How good leaders make their team feel safe during good and bad times
We are currently going through very difficult economic times – and that means many employees do not feel safe. This has a negative impact on your organisation because when your people don’t feel protected by your leadership, you start to lose their trust and their cooperation.
From there, they understandably spend more time protecting themselves and less time on the future of the company.
While you still need to make tough decisions (some of which your employees won’t like), it’s vital as a leader to be aware of how to best present these decisions.
So solid strategic leadership has never been more important – and at its core it’s about communication. So let’s break down some key approaches to leadership that you can use during tough times, or during any times, to ensure your employees feel safe and protected.
- Talk to your team
- Positive feedback
- Ask questions
- Be collaborative
- Be tough
- Read, read, read
Talk to your team
It’s important to share information with your team – the more your team know, the more engaged they will be. You need to demonstrate that the decisions you are making are ethical ones and that you are accountable for them. By showing them your vision – particular when navigating difficult times – you will gain trust.

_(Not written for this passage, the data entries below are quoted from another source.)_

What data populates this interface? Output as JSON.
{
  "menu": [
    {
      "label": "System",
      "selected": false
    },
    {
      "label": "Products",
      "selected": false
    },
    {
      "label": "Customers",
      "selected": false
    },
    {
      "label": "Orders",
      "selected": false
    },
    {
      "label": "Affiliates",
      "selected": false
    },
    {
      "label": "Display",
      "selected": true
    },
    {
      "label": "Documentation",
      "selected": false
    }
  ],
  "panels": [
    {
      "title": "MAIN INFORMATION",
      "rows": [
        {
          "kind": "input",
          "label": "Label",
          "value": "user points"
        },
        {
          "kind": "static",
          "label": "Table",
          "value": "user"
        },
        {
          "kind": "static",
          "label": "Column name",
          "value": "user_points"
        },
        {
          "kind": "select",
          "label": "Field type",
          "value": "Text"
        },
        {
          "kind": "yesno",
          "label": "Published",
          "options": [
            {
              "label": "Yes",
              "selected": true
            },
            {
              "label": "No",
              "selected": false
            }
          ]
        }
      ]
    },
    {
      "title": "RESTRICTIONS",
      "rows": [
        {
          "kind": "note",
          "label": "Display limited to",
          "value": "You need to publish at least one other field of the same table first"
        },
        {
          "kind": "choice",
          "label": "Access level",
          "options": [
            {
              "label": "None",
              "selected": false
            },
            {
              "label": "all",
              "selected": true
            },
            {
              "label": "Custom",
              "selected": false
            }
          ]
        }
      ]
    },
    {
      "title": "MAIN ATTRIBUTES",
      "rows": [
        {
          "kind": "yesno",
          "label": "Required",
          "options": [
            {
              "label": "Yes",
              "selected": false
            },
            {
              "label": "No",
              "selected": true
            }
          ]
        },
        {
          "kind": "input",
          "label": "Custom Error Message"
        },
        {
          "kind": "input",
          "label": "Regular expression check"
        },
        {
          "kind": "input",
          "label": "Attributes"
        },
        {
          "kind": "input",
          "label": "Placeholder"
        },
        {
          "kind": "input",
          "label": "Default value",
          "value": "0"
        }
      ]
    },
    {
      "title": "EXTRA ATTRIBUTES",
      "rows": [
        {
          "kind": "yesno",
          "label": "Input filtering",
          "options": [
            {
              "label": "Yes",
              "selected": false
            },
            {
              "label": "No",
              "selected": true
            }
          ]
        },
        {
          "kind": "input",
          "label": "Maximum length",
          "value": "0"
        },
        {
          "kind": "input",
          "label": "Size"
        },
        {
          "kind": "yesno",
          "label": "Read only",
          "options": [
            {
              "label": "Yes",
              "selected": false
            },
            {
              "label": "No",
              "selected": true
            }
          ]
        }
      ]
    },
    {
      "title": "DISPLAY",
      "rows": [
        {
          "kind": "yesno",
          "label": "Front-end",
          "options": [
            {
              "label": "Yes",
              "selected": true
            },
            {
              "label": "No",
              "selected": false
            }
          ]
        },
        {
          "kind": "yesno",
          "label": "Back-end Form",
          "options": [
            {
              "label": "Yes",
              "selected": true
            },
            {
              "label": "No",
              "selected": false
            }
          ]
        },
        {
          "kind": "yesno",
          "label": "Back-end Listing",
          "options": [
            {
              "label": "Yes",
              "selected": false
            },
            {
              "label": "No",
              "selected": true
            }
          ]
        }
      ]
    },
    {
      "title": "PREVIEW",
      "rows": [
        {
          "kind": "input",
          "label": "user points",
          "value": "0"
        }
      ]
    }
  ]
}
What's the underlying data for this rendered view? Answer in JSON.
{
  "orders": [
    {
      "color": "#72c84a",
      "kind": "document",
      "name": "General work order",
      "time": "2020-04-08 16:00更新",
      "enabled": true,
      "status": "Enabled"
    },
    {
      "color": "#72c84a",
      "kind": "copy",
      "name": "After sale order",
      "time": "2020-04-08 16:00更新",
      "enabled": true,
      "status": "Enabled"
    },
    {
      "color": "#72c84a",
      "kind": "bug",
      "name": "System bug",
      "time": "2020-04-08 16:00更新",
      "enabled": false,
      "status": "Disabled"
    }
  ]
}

Setting aside time for one-to-one sessions with each team member is also a good move. Even if there isn’t much to talk about initially, having that session in the calendar means your employee will feel there is a safe space where they can speak to you about matters they might not want to bring up in the group. And as time goes by, you may find they start to use it more and more.
As a leader, this is a great way of understanding their expectations and creating a closer working relationship.
It may seem like this goes without saying, but when was the last time you gave positive feedback to your employees? It may be something as mundane as keeping a note to thank them in a meeting (whether as a group or one-to-one) for their work on a particular project.
During difficult times, when everyone is stressed, it’s so easy to forget positive re-enforcement since it’s an all-hands-on-deck situation with little room for anything else. But by taking the time to thank employees for their work, and giving genuine positive feedback, you will ensure they feel safe and valued.
This will also pay dividends when, inevitably, you need to give critical feedback. This way, they don’t feel you’re always negative.
When an employee isn’t performing as you had hoped, one way of approaching it is asking an open ended question. Let them do the talking, and see what you can gather about what went wrong from what they say.
Starting with a question, then letting the employee speak freely, is a great way of empowering them, and will also help you solve problems.
You will also be able to further collaboration in your team if your employees feel free to ask questions of you and each other. A genuine diversity of ideas, freely expressed in meetings, will not only engage your employees but will speed up problem solving and boost overall collaboration.
When your employees feel part of something, they are more likely to feel safe and protected. That means getting feedback from them not just on key points but also the smaller initiatives you are working on.
In this environment of collaboration, it’s important that employees feel safe from any kind of bullying or any sense that they are being attacked. While not every idea is going to be a good one, the way you handle it (criticising an idea rather than a person) is key.
Ensure that everyone has a voice and feels free to speak – even the quieter members of your team. If all discussions are approached with the idea of ‘how can we make the company better?’ then this positivity will feed your team.
You are not a lesser leader by bringing together the opinions of your team. It’s your job to take the best ideas then provide strong leadership based on them.
This might sound like a contradiction to what we just covered, but creating an environment where your employees feel safe doesn’t mean there won’t be conflict. It’s more about how you deal with it, and how quickly you deal with it.
So while you ensure everyone feels safe, you are not afraid to be tough when you need to be. These two things are not mutually exclusive. Employees need to know where they stand, where the line is (and what happens if they cross it) but that you are there to support them overall.
Fear simply doesn’t work as a motivator, and you’ll find over time retention will suffer. When employees make mistakes, they need to be conscientious enough to understand the seriousness of the situation, while also understanding that mistakes will happen. It’s a fine balance.
So it’s creating a kind of psychological safety while also being a strong leader that wins the day.
Read, read, read
As a leader, you need to continually grow. The fastest, and perhaps easiest way to do this is through reading. It can help boost:
- Systematic thinking
- Communication skills
- Emotional intelligence
Being able to engage with some of the best minds that have ever lived is invaluable. It’s about gaining fresh perspectives and insights. You will expand your knowledge base and help you challenge your own assumptions and become a better decision maker.
There is a variety of books which may be useful – in fact, a number of great sports books, written by former coaches, have found their way onto many a business person’s desk. So do some digging, find what interests you, because almost anything well-written will help feed positively into your growth as a leader.
Your role as a leader
Employees know that the life of a company is unpredictable – even the largest organisations can fall on hard times. So while you may at times need to make tough decisions, decisions which they may not like, if you have built up a transparent, ethical style of leadership, they will at least respect your decisions even if they don’t like them.